Lorsque le Festival du nouveau cinéma est né, en octobre 1971, son cofondateur Claude Chamberlan vendait du pot et des champignons magiques à des amis et à des amis d’amis pour financer en partie ses activités. Quiconque connaît, de près ou de loin, le fantasque personnage qu’est Chamberlan n’en sera pas surpris.

Il y a 50 ans, le FNC – qui est aujourd’hui le plus ancien festival de cinéma généraliste en Amérique du Nord – se nommait le Festival international du cinéma en 16 mm. Il a du reste été rebaptisé trois fois avant de porter, en 1980, son nom actuel. À l’époque de la fondation du Festival du nouveau cinéma, Claude Chamberlan avait 22 ans et son mentor Dimitri Eipides, 10 ans de plus.
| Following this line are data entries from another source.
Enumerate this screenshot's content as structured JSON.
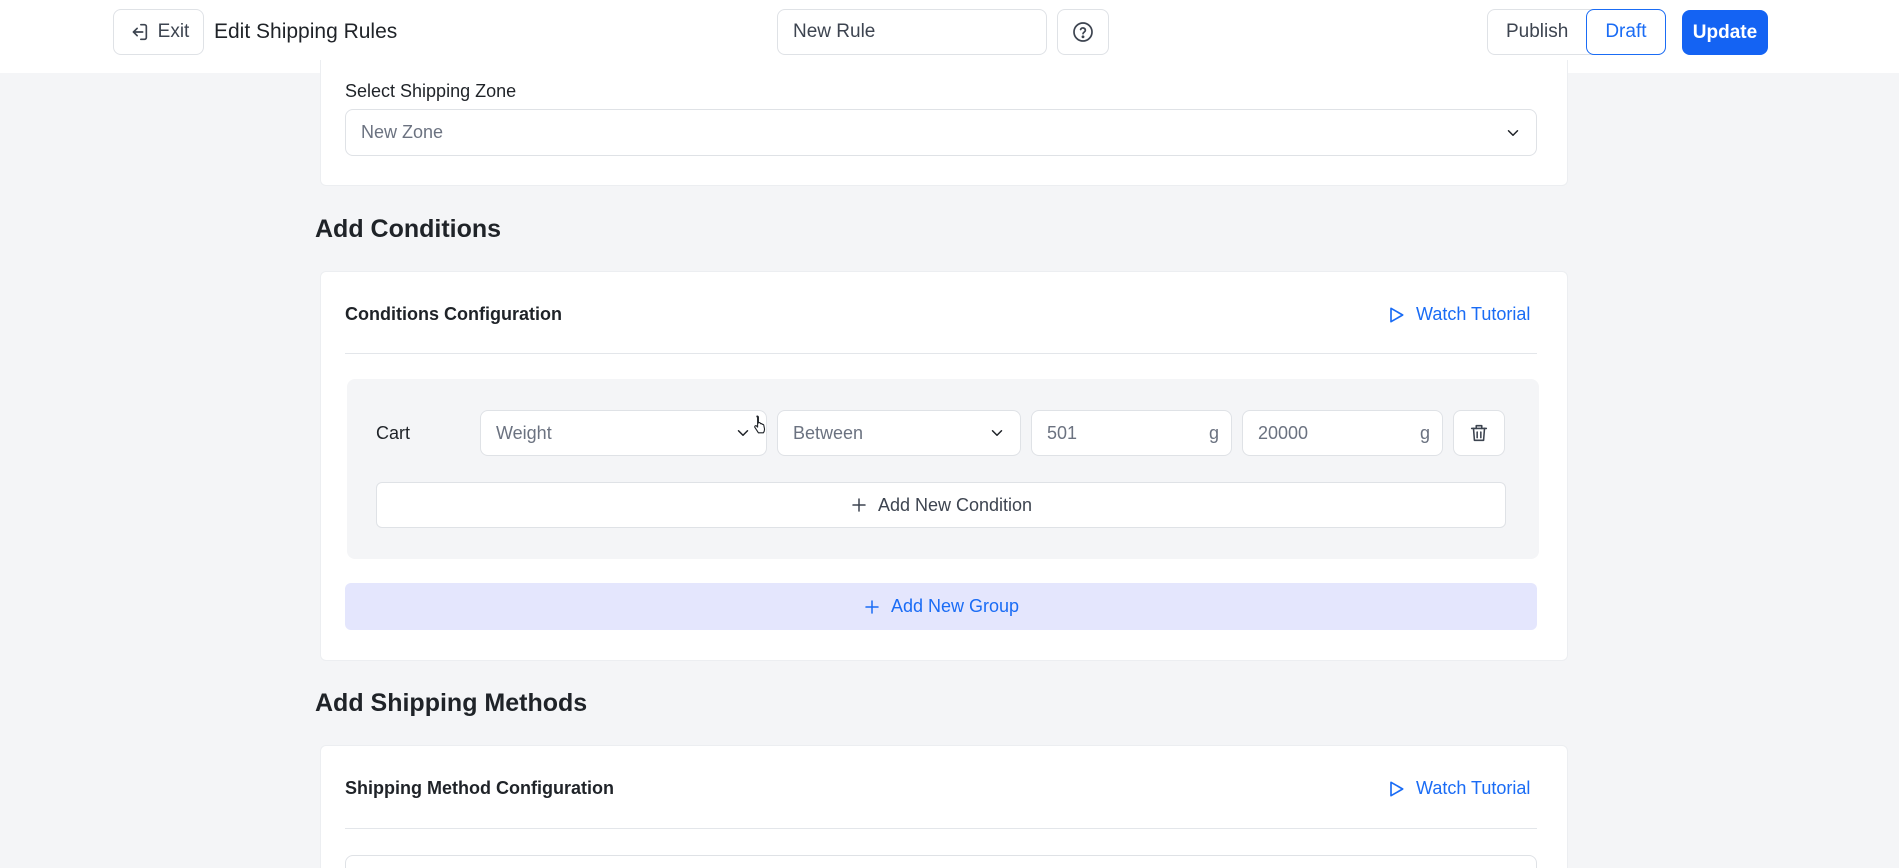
{
  "header": {
    "exit_label": "Exit",
    "title": "Edit Shipping Rules",
    "rule_name_value": "New Rule",
    "status_options": [
      "Publish",
      "Draft"
    ],
    "active_status": "Draft",
    "update_label": "Update"
  },
  "zone": {
    "label": "Select Shipping Zone",
    "selected": "New Zone"
  },
  "conditions": {
    "heading": "Add Conditions",
    "card_title": "Conditions Configuration",
    "tutorial_label": "Watch Tutorial",
    "row": {
      "scope": "Cart",
      "attribute": "Weight",
      "operator": "Between",
      "min_value": "501",
      "max_value": "20000",
      "unit": "g"
    },
    "add_condition_label": "Add New Condition",
    "add_group_label": "Add New Group"
  },
  "shipping_methods": {
    "heading": "Add Shipping Methods",
    "card_title": "Shipping Method Configuration",
    "tutorial_label": "Watch Tutorial"
  },
  "colors": {
    "accent": "#1463f3",
    "add_group_bg": "#e4e6fd",
    "page_bg": "#f4f5f7"
  },
  "icons": {
    "exit": "exit-icon",
    "help": "question-circle-icon",
    "chevron": "chevron-down-icon",
    "play": "play-icon",
    "trash": "trash-icon",
    "plus": "plus-icon"
  }
}
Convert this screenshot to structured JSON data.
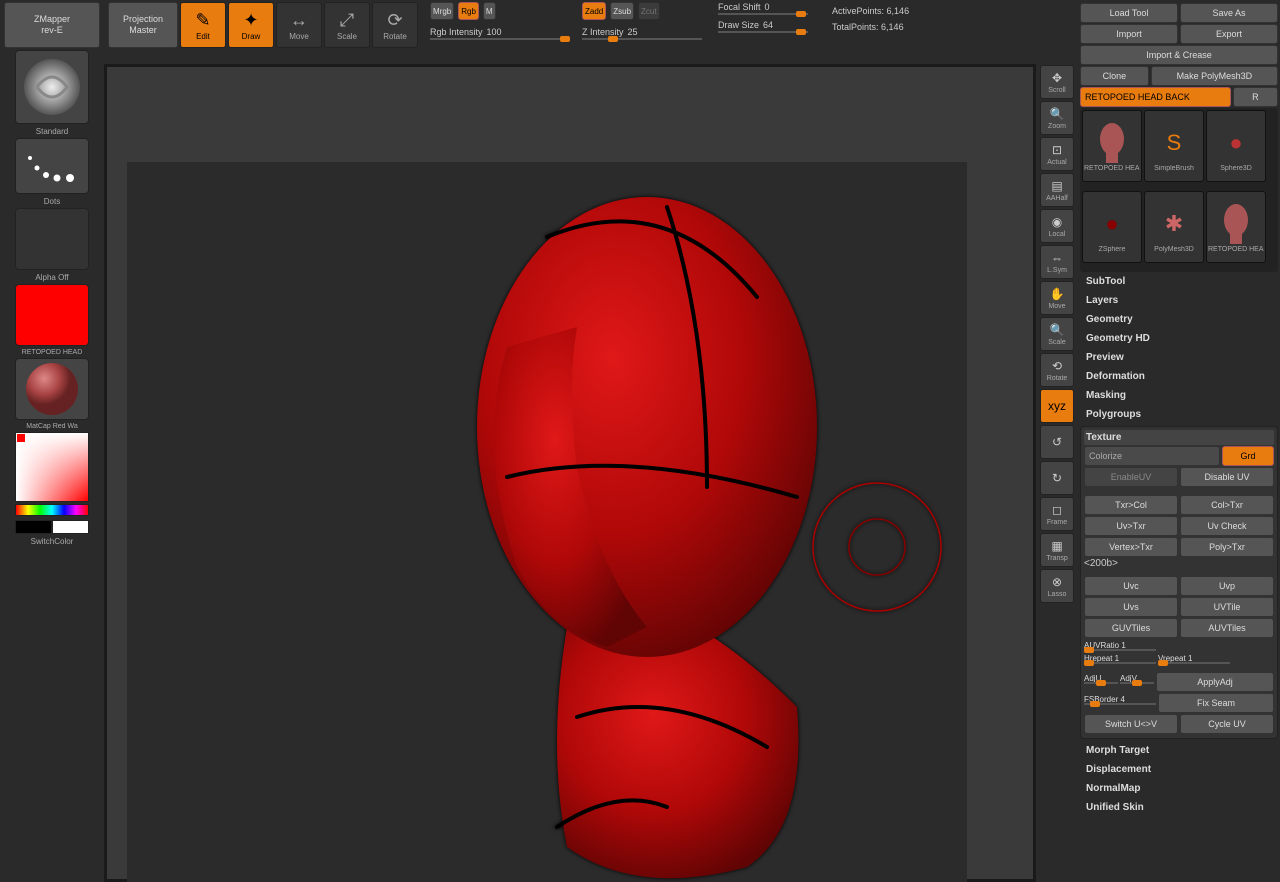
{
  "left": {
    "zmapper": "ZMapper\nrev-E",
    "projection_master": "Projection\nMaster",
    "brush_label": "Standard",
    "stroke_label": "Dots",
    "alpha_label": "Alpha Off",
    "texture_label": "RETOPOED HEAD",
    "material_label": "MatCap Red Wa",
    "switch_color": "SwitchColor"
  },
  "topbar": {
    "edit": "Edit",
    "draw": "Draw",
    "move": "Move",
    "scale": "Scale",
    "rotate": "Rotate",
    "mrgb": "Mrgb",
    "rgb": "Rgb",
    "m": "M",
    "zadd": "Zadd",
    "zsub": "Zsub",
    "zcut": "Zcut",
    "rgb_intensity_label": "Rgb Intensity",
    "rgb_intensity_value": "100",
    "z_intensity_label": "Z Intensity",
    "z_intensity_value": "25",
    "focal_shift_label": "Focal Shift",
    "focal_shift_value": "0",
    "draw_size_label": "Draw Size",
    "draw_size_value": "64",
    "active_points_label": "ActivePoints:",
    "active_points_value": "6,146",
    "total_points_label": "TotalPoints:",
    "total_points_value": "6,146"
  },
  "right_tools": [
    {
      "label": "Scroll",
      "icon": "scroll-icon"
    },
    {
      "label": "Zoom",
      "icon": "zoom-icon"
    },
    {
      "label": "Actual",
      "icon": "actual-icon"
    },
    {
      "label": "AAHalf",
      "icon": "aahalf-icon"
    },
    {
      "label": "Local",
      "icon": "local-icon"
    },
    {
      "label": "L.Sym",
      "icon": "lsym-icon"
    },
    {
      "label": "Move",
      "icon": "hand-icon"
    },
    {
      "label": "Scale",
      "icon": "magnify-icon"
    },
    {
      "label": "Rotate",
      "icon": "rotate-icon"
    },
    {
      "label": "",
      "icon": "xyz-icon",
      "orange": true,
      "text": "xyz"
    },
    {
      "label": "",
      "icon": "spin-icon"
    },
    {
      "label": "",
      "icon": "spin2-icon"
    },
    {
      "label": "Frame",
      "icon": "cube-icon"
    },
    {
      "label": "Transp",
      "icon": "transp-icon"
    },
    {
      "label": "Lasso",
      "icon": "lasso-icon"
    }
  ],
  "panel": {
    "load_tool": "Load Tool",
    "save_as": "Save As",
    "import": "Import",
    "export": "Export",
    "import_crease": "Import & Crease",
    "clone": "Clone",
    "make_polymesh": "Make PolyMesh3D",
    "current_tool": "RETOPOED HEAD BACK",
    "r_btn": "R",
    "tools": [
      "RETOPOED HEAD",
      "SimpleBrush",
      "Sphere3D",
      "ZSphere",
      "PolyMesh3D",
      "RETOPOED HEAD"
    ],
    "sections": [
      "SubTool",
      "Layers",
      "Geometry",
      "Geometry HD",
      "Preview",
      "Deformation",
      "Masking",
      "Polygroups"
    ],
    "texture_header": "Texture",
    "colorize": "Colorize",
    "grd": "Grd",
    "enable_uv": "EnableUV",
    "disable_uv": "Disable UV",
    "txrcol": "Txr>Col",
    "coltxr": "Col>Txr",
    "uvtxr": "Uv>Txr",
    "uvcheck": "Uv Check",
    "vertextxr": "Vertex>Txr",
    "polytxr": "Poly>Txr",
    "uvc": "Uvc",
    "uvp": "Uvp",
    "uvs": "Uvs",
    "uvtile": "UVTile",
    "guvtiles": "GUVTiles",
    "auvtiles": "AUVTiles",
    "auvratio": "AUVRatio 1",
    "hrepeat": "Hrepeat 1",
    "vrepeat": "Vrepeat 1",
    "adju": "AdjU",
    "adjv": "AdjV",
    "applyadj": "ApplyAdj",
    "fsborder": "FSBorder 4",
    "fixseam": "Fix Seam",
    "switchuv": "Switch U<>V",
    "cycleuv": "Cycle UV",
    "sections2": [
      "Morph Target",
      "Displacement",
      "NormalMap",
      "Unified Skin"
    ]
  }
}
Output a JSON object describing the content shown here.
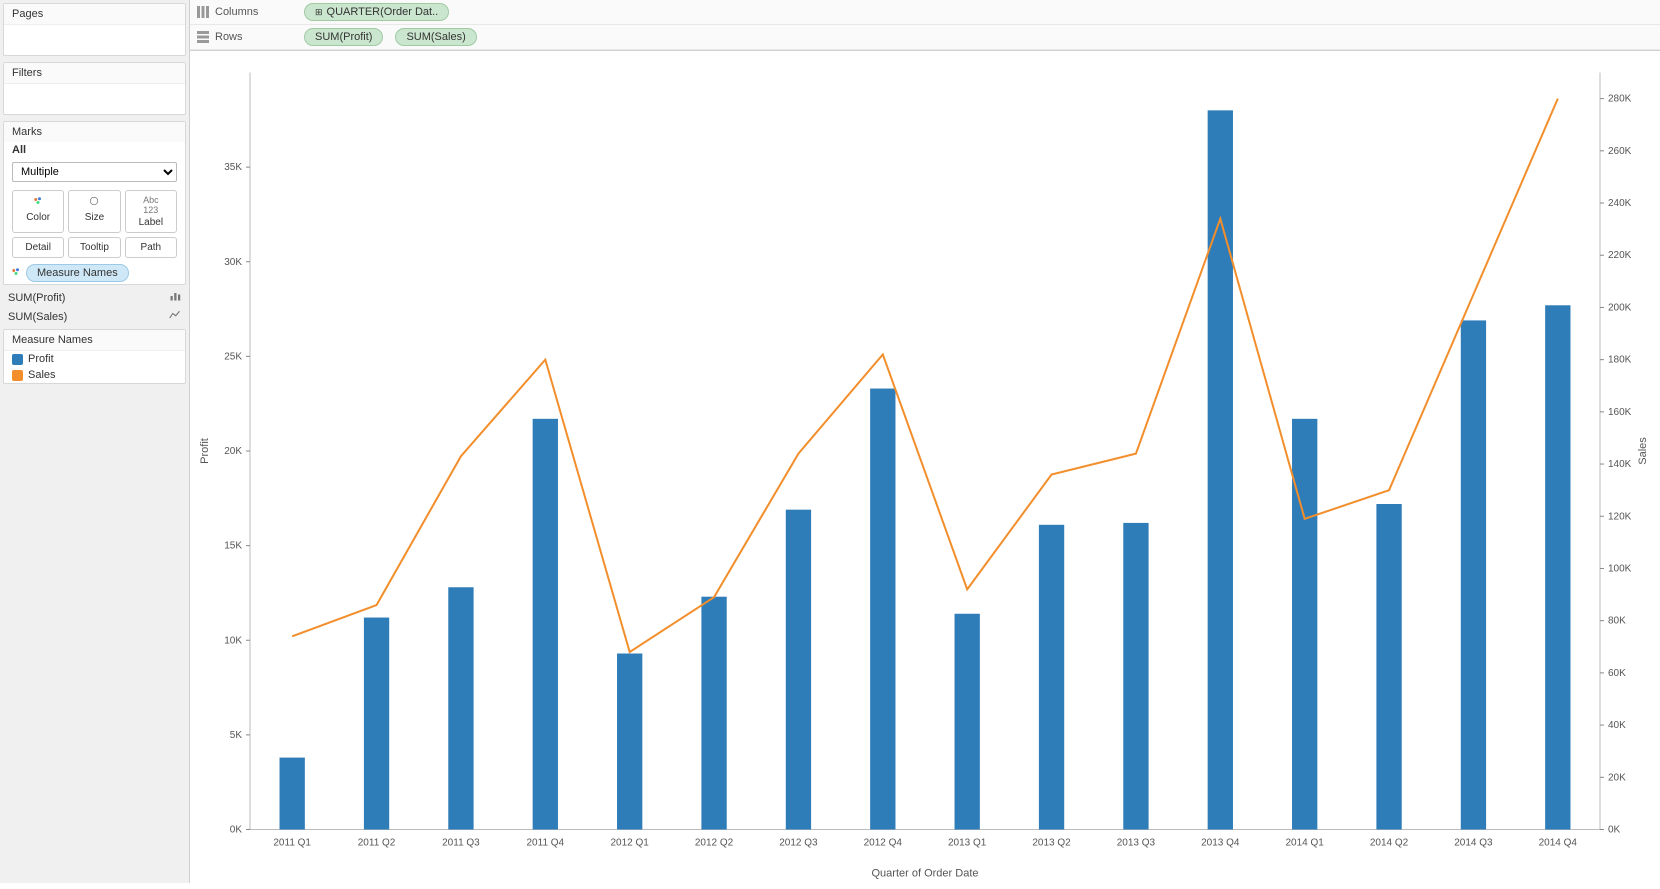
{
  "pages": {
    "title": "Pages"
  },
  "filters": {
    "title": "Filters"
  },
  "marks": {
    "title": "Marks",
    "all": "All",
    "dropdown": "Multiple",
    "buttons": {
      "color": "Color",
      "size": "Size",
      "label": "Label",
      "detail": "Detail",
      "tooltip": "Tooltip",
      "path": "Path"
    },
    "measure_names_pill": "Measure Names"
  },
  "measures": {
    "profit": "SUM(Profit)",
    "sales": "SUM(Sales)"
  },
  "legend": {
    "title": "Measure Names",
    "profit": "Profit",
    "sales": "Sales"
  },
  "columns_shelf": {
    "label": "Columns",
    "pill": "QUARTER(Order Dat.."
  },
  "rows_shelf": {
    "label": "Rows",
    "pill1": "SUM(Profit)",
    "pill2": "SUM(Sales)"
  },
  "chart_data": {
    "type": "bar",
    "xlabel": "Quarter of Order Date",
    "ylabel_left": "Profit",
    "ylabel_right": "Sales",
    "categories": [
      "2011 Q1",
      "2011 Q2",
      "2011 Q3",
      "2011 Q4",
      "2012 Q1",
      "2012 Q2",
      "2012 Q3",
      "2012 Q4",
      "2013 Q1",
      "2013 Q2",
      "2013 Q3",
      "2013 Q4",
      "2014 Q1",
      "2014 Q2",
      "2014 Q3",
      "2014 Q4"
    ],
    "series": [
      {
        "name": "Profit",
        "type": "bar",
        "axis": "left",
        "values": [
          3800,
          11200,
          12800,
          21700,
          9300,
          12300,
          16900,
          23300,
          11400,
          16100,
          16200,
          38000,
          21700,
          17200,
          26900,
          27700
        ]
      },
      {
        "name": "Sales",
        "type": "line",
        "axis": "right",
        "values": [
          74000,
          86000,
          143000,
          180000,
          68000,
          89000,
          144000,
          182000,
          92000,
          136000,
          144000,
          234000,
          119000,
          130000,
          205000,
          280000
        ]
      }
    ],
    "ylim_left": [
      0,
      40000
    ],
    "ylim_right": [
      0,
      290000
    ],
    "y_ticks_left": [
      0,
      5000,
      10000,
      15000,
      20000,
      25000,
      30000,
      35000
    ],
    "y_tick_labels_left": [
      "0K",
      "5K",
      "10K",
      "15K",
      "20K",
      "25K",
      "30K",
      "35K"
    ],
    "y_ticks_right": [
      0,
      20000,
      40000,
      60000,
      80000,
      100000,
      120000,
      140000,
      160000,
      180000,
      200000,
      220000,
      240000,
      260000,
      280000
    ],
    "y_tick_labels_right": [
      "0K",
      "20K",
      "40K",
      "60K",
      "80K",
      "100K",
      "120K",
      "140K",
      "160K",
      "180K",
      "200K",
      "220K",
      "240K",
      "260K",
      "280K"
    ]
  },
  "colors": {
    "bar": "#2e7cb8",
    "line": "#f28e2b"
  }
}
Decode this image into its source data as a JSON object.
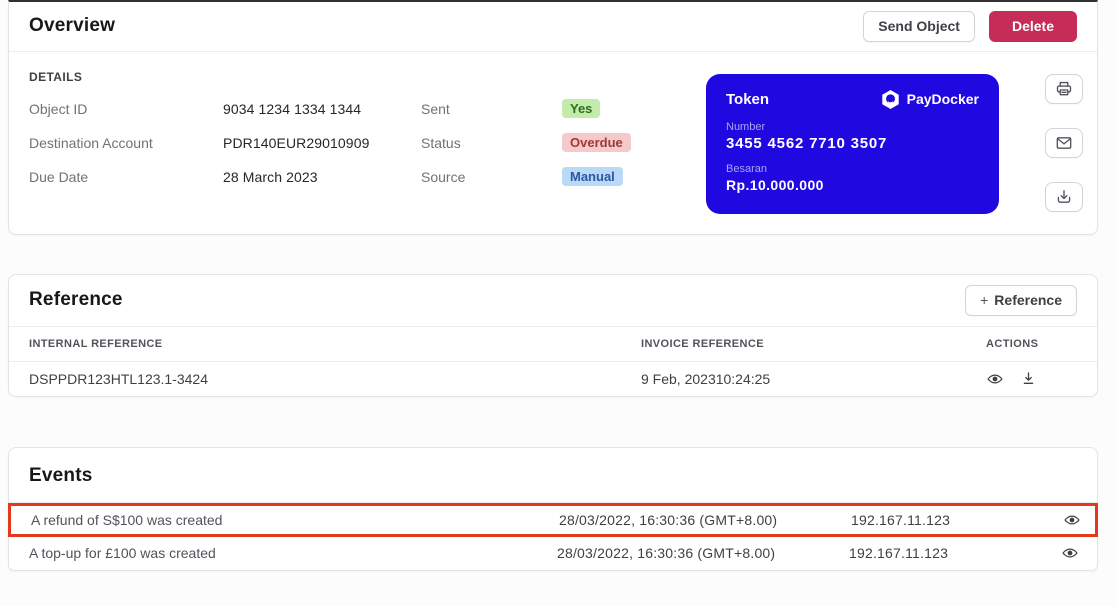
{
  "overview": {
    "title": "Overview",
    "send_button_label": "Send Object",
    "delete_button_label": "Delete",
    "details_heading": "DETAILS",
    "fields": [
      {
        "label": "Object ID",
        "value": "9034 1234 1334 1344"
      },
      {
        "label": "Destination Account",
        "value": "PDR140EUR29010909"
      },
      {
        "label": "Due Date",
        "value": "28 March 2023"
      }
    ],
    "statuses": [
      {
        "label": "Sent",
        "badge": "Yes",
        "color": "#c3eba9"
      },
      {
        "label": "Status",
        "badge": "Overdue",
        "color": "#f6caca"
      },
      {
        "label": "Source",
        "badge": "Manual",
        "color": "#b9d9f6"
      }
    ],
    "token_card": {
      "title": "Token",
      "brand": "PayDocker",
      "number_label": "Number",
      "number": "3455 4562 7710 3507",
      "amount_label": "Besaran",
      "amount": "Rp.10.000.000",
      "bg_color": "#2008e0"
    },
    "side_icons": [
      "printer-icon",
      "mail-icon",
      "download-icon"
    ]
  },
  "reference": {
    "title": "Reference",
    "add_button_plus": "+",
    "add_button_label": "Reference",
    "columns": [
      "INTERNAL REFERENCE",
      "INVOICE REFERENCE",
      "ACTIONS"
    ],
    "rows": [
      {
        "internal": "DSPPDR123HTL123.1-3424",
        "invoice": "9 Feb, 202310:24:25"
      }
    ]
  },
  "events": {
    "title": "Events",
    "rows": [
      {
        "message": "A refund of S$100 was created",
        "timestamp": "28/03/2022, 16:30:36 (GMT+8.00)",
        "ip": "192.167.11.123",
        "highlighted": true
      },
      {
        "message": "A top-up for £100 was created",
        "timestamp": "28/03/2022, 16:30:36 (GMT+8.00)",
        "ip": "192.167.11.123",
        "highlighted": false
      }
    ],
    "highlight_color": "#e2391c"
  },
  "colors": {
    "danger_button": "#c52c58",
    "token_card_bg": "#2008e0",
    "badge_green_bg": "#c3eba9",
    "badge_red_bg": "#f6caca",
    "badge_blue_bg": "#b9d9f6"
  }
}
« C’était un grand programmateur », m’a dit Chamberlan cette semaine, en parlant d’Eipides, mort début janvier, à l’âge de 82 ans. C’était aussi un homme discret et érudit, un cinéphile exigeant et intarissable, et un fin gourmet. Il m’avait accueilli il y a 20 ans, au Festival de Thessalonique, où il dirigeait la section Nouveaux Horizons.

Après avoir quitté sa Grèce natale pour étudier à San Francisco, New York puis Londres, Eipides s’était installé à Montréal au milieu des années 1960 et avait rencontré Chamberlan, chanteur rock de 17 ans, qu’il avait embauché comme projectionniste dans son tout nouveau Centre du film underground (qui allait devenir le Cinéma Parallèle).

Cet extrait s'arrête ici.